Há um comentário em particular de que se lembra, mas é um comentário elogioso, “ veio de um deputado do Partido Socialista, um dos dos mais sensatos”, não diz o nome, dá pistas, “ em tempos foi da ala mais radical do partido e hoje é da mais moderada”, revela o teor, “disse-me que eu era a voz do bom senso em algumas matérias, como a Educação e a questão das casas de banho mistas”.

Diz que perdeu amigos quando se juntou ao Chega, antes disso foi da Juventude Popular, a ala juvenil do CDS, durou menos de um ano. “Não me revia plenamente, percebia a importância das reuniões e dos temas que tratávamos, mas achava desfasados com a realidade, passava-se demasiado tempo a debater teoria política, faltava adesão aos desafios que os jovens vivem no dia-a-dia”. Acabou por se sentir atraída pelo Chega mas “não foi uma militância logo de primeira hora”: começou por estar atenta ao “fenómeno em torno de André Ventura”, aderiu ao partido durante a pandemia, nessa altura trabalhava como bolseira num centro de investigação da Faculdade de Ciências Sociais e Humanas da Universidade Nova de Lisboa. 

“Quando me tornei militante não estava à espera de chegar tão de repente onde cheguei”, subiu na hierarquia quando apresentou uma moção sobre natalidade na segunda convenção do partido - “a moção acabou por ser muito bem recebida”, foi aí que começou a proximidade com André Ventura. “Os próprios congressistas levantaram-se várias vezes e expressaram algum consenso e concordância com o que eu disse”, Ventura convidou logo a seguir para entrar para a direção do partido. 

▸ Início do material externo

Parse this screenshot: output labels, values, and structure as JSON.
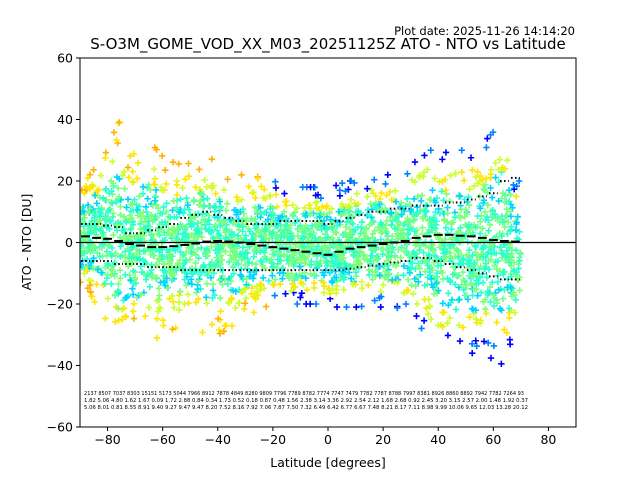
{
  "chart_data": {
    "type": "scatter",
    "title": "S-O3M_GOME_VOD_XX_M03_20251125Z ATO - NTO vs Latitude",
    "subtitle": "Plot date: 2025-11-26 14:14:20",
    "xlabel": "Latitude [degrees]",
    "ylabel": "ATO - NTO [DU]",
    "xlim": [
      -90,
      90
    ],
    "ylim": [
      -60,
      60
    ],
    "x_ticks": [
      "−80",
      "−60",
      "−40",
      "−20",
      "0",
      "20",
      "40",
      "60",
      "80"
    ],
    "y_ticks": [
      "−60",
      "−40",
      "−20",
      "0",
      "20",
      "40",
      "60"
    ],
    "x_tick_values": [
      -80,
      -60,
      -40,
      -20,
      0,
      20,
      40,
      60,
      80
    ],
    "y_tick_values": [
      -60,
      -40,
      -20,
      0,
      20,
      40,
      60
    ],
    "grid": false,
    "legend": "none",
    "zero_line": 0,
    "colormap": [
      "#0000ff",
      "#0080ff",
      "#00d4ff",
      "#2affd0",
      "#7cff7a",
      "#ccff2e",
      "#ffe600",
      "#ffb000"
    ],
    "envelope": {
      "latitudes": [
        -88,
        -84,
        -80,
        -76,
        -72,
        -68,
        -64,
        -60,
        -56,
        -52,
        -48,
        -44,
        -40,
        -36,
        -32,
        -28,
        -24,
        -20,
        -16,
        -12,
        -8,
        -4,
        0,
        4,
        8,
        12,
        16,
        20,
        24,
        28,
        32,
        36,
        40,
        44,
        48,
        52,
        56,
        60,
        64,
        68
      ],
      "upper": [
        20,
        25,
        30,
        40,
        28,
        30,
        32,
        28,
        26,
        25,
        27,
        28,
        26,
        24,
        22,
        22,
        21,
        20,
        19,
        18,
        18,
        18,
        18,
        19,
        20,
        21,
        22,
        22,
        22,
        24,
        27,
        30,
        30,
        29,
        30,
        30,
        32,
        36,
        40,
        20
      ],
      "lower": [
        -16,
        -20,
        -26,
        -38,
        -30,
        -30,
        -32,
        -30,
        -28,
        -27,
        -28,
        -30,
        -30,
        -28,
        -25,
        -23,
        -22,
        -21,
        -20,
        -20,
        -20,
        -20,
        -21,
        -21,
        -21,
        -21,
        -21,
        -21,
        -21,
        -22,
        -26,
        -30,
        -34,
        -36,
        -36,
        -36,
        -36,
        -38,
        -40,
        -30
      ]
    },
    "mean_line": {
      "latitudes": [
        -88,
        -84,
        -80,
        -76,
        -72,
        -68,
        -64,
        -60,
        -56,
        -52,
        -48,
        -44,
        -40,
        -36,
        -32,
        -28,
        -24,
        -20,
        -16,
        -12,
        -8,
        -4,
        0,
        4,
        8,
        12,
        16,
        20,
        24,
        28,
        32,
        36,
        40,
        44,
        48,
        52,
        56,
        60,
        64,
        68
      ],
      "values": [
        2,
        1.5,
        1.2,
        0.5,
        -0.5,
        -1,
        -1.5,
        -1.5,
        -1.2,
        -0.8,
        -0.3,
        0.3,
        0.5,
        0.3,
        0,
        -0.5,
        -1,
        -1.5,
        -2,
        -2.5,
        -3,
        -3.5,
        -4,
        -3,
        -2,
        -1.5,
        -1,
        -0.5,
        0,
        0.5,
        1.5,
        2,
        2.5,
        2.5,
        2.2,
        2,
        1.5,
        0.8,
        0.5,
        0.3
      ]
    },
    "upper_sigma": {
      "latitudes": [
        -88,
        -84,
        -80,
        -76,
        -72,
        -68,
        -64,
        -60,
        -56,
        -52,
        -48,
        -44,
        -40,
        -36,
        -32,
        -28,
        -24,
        -20,
        -16,
        -12,
        -8,
        -4,
        0,
        4,
        8,
        12,
        16,
        20,
        24,
        28,
        32,
        36,
        40,
        44,
        48,
        52,
        56,
        60,
        64,
        68
      ],
      "values": [
        6,
        6,
        5.5,
        5,
        3,
        3,
        4,
        5,
        6,
        8,
        9,
        10,
        9,
        8,
        7,
        6,
        6,
        6,
        7,
        7,
        7,
        7,
        6,
        7,
        8,
        9,
        10,
        10,
        11,
        11,
        12,
        12,
        12,
        13,
        13,
        14,
        15,
        16,
        20,
        21
      ]
    },
    "lower_sigma": {
      "latitudes": [
        -88,
        -84,
        -80,
        -76,
        -72,
        -68,
        -64,
        -60,
        -56,
        -52,
        -48,
        -44,
        -40,
        -36,
        -32,
        -28,
        -24,
        -20,
        -16,
        -12,
        -8,
        -4,
        0,
        4,
        8,
        12,
        16,
        20,
        24,
        28,
        32,
        36,
        40,
        44,
        48,
        52,
        56,
        60,
        64,
        68
      ],
      "values": [
        -6,
        -6,
        -6,
        -7,
        -7,
        -7,
        -8,
        -8,
        -8,
        -9,
        -9,
        -9,
        -9,
        -9,
        -9,
        -9,
        -9,
        -9,
        -9,
        -9,
        -9,
        -9,
        -9,
        -9,
        -8.5,
        -8,
        -7.5,
        -7,
        -6.5,
        -6,
        -5,
        -5,
        -6,
        -7,
        -8,
        -9,
        -10,
        -11,
        -12,
        -12
      ]
    },
    "stats": {
      "row1": "2137 8507 7037 8303 15151 5173 5044 7966 8912 7878 4849 8280 9809 7796 7789 8782 7774 7747 7479 7782 7787 8788 7997 8381 8926 8860 8892 7942 7782 7264 93",
      "row2": "1.82 5.06 4.80 1.62 1.67 0.09 1.72 2.88 0.84 0.34 1.73 0.52 0.18 0.87 0.48 1.56 2.38 3.14 3.36 2.92 2.54 2.12 1.68 2.68 0.92 2.45 3.20 3.15 2.57 2.00 1.48 1.92 0.37",
      "row3": "5.06 8.01 0.81 8.55 8.91 9.40 9.27 9.47 9.47 8.20 7.52 8.16 7.92 7.06 7.87 7.50 7.32 6.49 6.42 6.77 6.67 7.48 8.21 8.17 7.11 8.98 9.99 10.06 9.65 12.03 13.28 20.12"
    }
  }
}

Ventura tem sido o seu principal mentor, “é o nome sempre mais evidente mas porque realmente o é”. “Passei muito tempo a observá-lo e a ouvir os seus discursos, ele chama-me frequentemente para corrigir ou para aconselhar a fazer diferente, há uma mentoria óbvia”. E há mais duas pessoas, Jorge Galveias, deputado, e Diogo Pacheco de Amorim, também deputado e tido como mentor de Ventura: “Às vezes não são os oradores mais reconhecidos pelo público, pelo cidadão comum, mas são aquele conforto de avô ali permanente na bancada”.